Search code examples
graphetlorientdb

OrientDB ETL edge lookup from query - how to access $input?


I'm trying my darnedest to do an ETL import from a large dataset that I've been keeping in MongoDB. I've successfully imported the vertices, and I feel like I'm one little syntax misunderstanding away from importing the edges too.

I am pretty sure that the error is in this transformer:

{"edge":{"class":"Friend", "joinFieldName":"id", 
  "lookup": "select from Character WHERE $input.id IN character_friends",
  "unresolvedLinkAction":"CREATE"}},

So what I'm trying to do is to make an edge from a document with id = FOO to all other documents that contain FOO in their character_friends array. If I execute

select from Character WHERE FOO IN character_friends

in the browser, I get a ton of documents, so my guess is that my problem is with $input.id either not returning the id I'm expecting, or maybe not being recognized as a variable at all.

Documents look like this:

{
  id: FOO,
  character_friends: [BAR, BAZ, QUX]
  (and a bunch of other junk)
}

Solution

  • Seems you're inserting a property "id", but it's reserved in Blueprints standard.

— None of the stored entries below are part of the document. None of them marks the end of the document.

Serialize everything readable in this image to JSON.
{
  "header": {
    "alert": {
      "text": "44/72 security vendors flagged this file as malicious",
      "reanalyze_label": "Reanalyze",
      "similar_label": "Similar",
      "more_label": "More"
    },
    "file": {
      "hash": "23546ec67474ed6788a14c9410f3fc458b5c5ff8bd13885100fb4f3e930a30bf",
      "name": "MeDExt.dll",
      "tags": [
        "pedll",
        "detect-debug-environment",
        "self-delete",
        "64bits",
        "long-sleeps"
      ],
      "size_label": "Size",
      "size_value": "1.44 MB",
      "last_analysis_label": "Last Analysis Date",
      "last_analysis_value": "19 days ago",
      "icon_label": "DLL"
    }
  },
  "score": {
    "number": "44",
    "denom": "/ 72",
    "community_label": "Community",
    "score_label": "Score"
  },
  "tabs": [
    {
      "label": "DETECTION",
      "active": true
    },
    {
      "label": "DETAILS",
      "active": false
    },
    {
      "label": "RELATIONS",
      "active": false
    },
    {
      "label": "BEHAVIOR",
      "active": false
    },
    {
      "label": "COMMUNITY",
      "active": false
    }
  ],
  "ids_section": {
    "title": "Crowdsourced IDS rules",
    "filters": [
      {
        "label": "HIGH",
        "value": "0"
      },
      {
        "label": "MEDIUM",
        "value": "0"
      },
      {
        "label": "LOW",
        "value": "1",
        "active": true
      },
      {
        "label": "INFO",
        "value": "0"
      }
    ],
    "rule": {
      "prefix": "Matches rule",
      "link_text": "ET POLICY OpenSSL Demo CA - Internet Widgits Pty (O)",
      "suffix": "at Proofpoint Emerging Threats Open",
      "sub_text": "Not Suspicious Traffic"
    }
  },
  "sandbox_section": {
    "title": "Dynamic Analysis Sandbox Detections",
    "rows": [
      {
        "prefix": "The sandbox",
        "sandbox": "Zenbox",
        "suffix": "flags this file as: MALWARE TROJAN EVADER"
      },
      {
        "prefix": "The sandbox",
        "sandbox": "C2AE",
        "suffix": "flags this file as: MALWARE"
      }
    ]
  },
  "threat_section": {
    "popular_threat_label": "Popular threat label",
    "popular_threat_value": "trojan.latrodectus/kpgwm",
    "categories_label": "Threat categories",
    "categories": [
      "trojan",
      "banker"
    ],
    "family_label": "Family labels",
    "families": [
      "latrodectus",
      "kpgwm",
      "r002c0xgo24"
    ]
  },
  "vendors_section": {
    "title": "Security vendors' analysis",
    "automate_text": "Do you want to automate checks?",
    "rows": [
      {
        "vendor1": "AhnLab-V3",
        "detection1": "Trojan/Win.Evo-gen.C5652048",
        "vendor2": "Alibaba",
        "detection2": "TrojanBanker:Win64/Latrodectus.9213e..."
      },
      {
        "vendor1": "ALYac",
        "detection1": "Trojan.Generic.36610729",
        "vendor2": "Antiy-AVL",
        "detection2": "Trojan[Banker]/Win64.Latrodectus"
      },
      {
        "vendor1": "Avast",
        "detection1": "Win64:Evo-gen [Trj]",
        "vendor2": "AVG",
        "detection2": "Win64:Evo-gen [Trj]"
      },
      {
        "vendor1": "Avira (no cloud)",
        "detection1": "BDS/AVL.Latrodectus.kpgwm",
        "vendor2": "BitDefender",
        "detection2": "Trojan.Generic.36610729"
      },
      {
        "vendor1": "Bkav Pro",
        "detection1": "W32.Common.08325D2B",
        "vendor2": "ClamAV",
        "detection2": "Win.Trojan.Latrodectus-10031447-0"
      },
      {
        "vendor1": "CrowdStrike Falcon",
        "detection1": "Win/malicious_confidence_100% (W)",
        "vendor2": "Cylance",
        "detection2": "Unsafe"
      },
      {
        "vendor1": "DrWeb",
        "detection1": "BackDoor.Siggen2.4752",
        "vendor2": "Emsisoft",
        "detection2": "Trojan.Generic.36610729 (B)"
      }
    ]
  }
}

You can rename it (with "field" transformers) or set this in Orient Loader:

      standardElementConstraints: false,
    

    Then I've created the file /temp/datasets/charles.json with this content:

    [
     {
      name: "Joe",
      id: 1,
      friends: [2,4,5],
      enemies: [6]
     },
     {
      name: "Suzie",
      id: 2,
      friends: [1,4,6],
      enemies: [5,2]
     }
    ]
    

    And this pipeline:

    {
      config: {
        log: "debug",
        parallel: false
      },
      source : {
        file: { path: "/temp/datasets/charles.json", lock : true }
      },
      extractor : {
        json: {}
      },
      transformers : [
        { merge: { joinFieldName:"id", lookup:"Account.id" } },
        { vertex: { class: "Account"} },
        { edge: {
          "class": "Friend",
          "joinFieldName": "friends",
          "lookup": "Account.id",
          "unresolvedLinkAction": "CREATE"
        } },
        { edge: {
          "class": "Enemy",
          "joinFieldName": "enemies",
          "lookup": "Account.id",
          "unresolvedLinkAction": "CREATE"
        } }
      ],
      loader : {
        orientdb: {
          dbURL: "plocal:/temp/databases/charles",
          dbUser: "admin",
          dbPassword: "admin",
          dbAutoDropIfExists: true,
          dbAutoCreate: true,
          standardElementConstraints: false,
          tx: false,
          wal: false,
          batchCommit: 1000,
          dbType: "graph",
          classes: [{name: 'Account', extends:"V"}, {name: 'Friend', extends:"E"}, {name: 'Enemy', extends:"E"}],
          indexes: [{class:"Account", fields:["id:integer"], type:"UNIQUE_HASH_INDEX" }]
        }
      }
    }
    

    Assure to use last version of ETL jar (replace it in $ORIENTDB/lib) with default version. Last version is downloadable from:

    https://oss.sonatype.org/content/repositories/snapshots/com/orientechnologies/orientdb-etl/2.0.2-SNAPSHOT/orientdb-etl-2.0.2-20150208.225903-1.jar

    Or get OrientDB ETL 2.0.2 of major.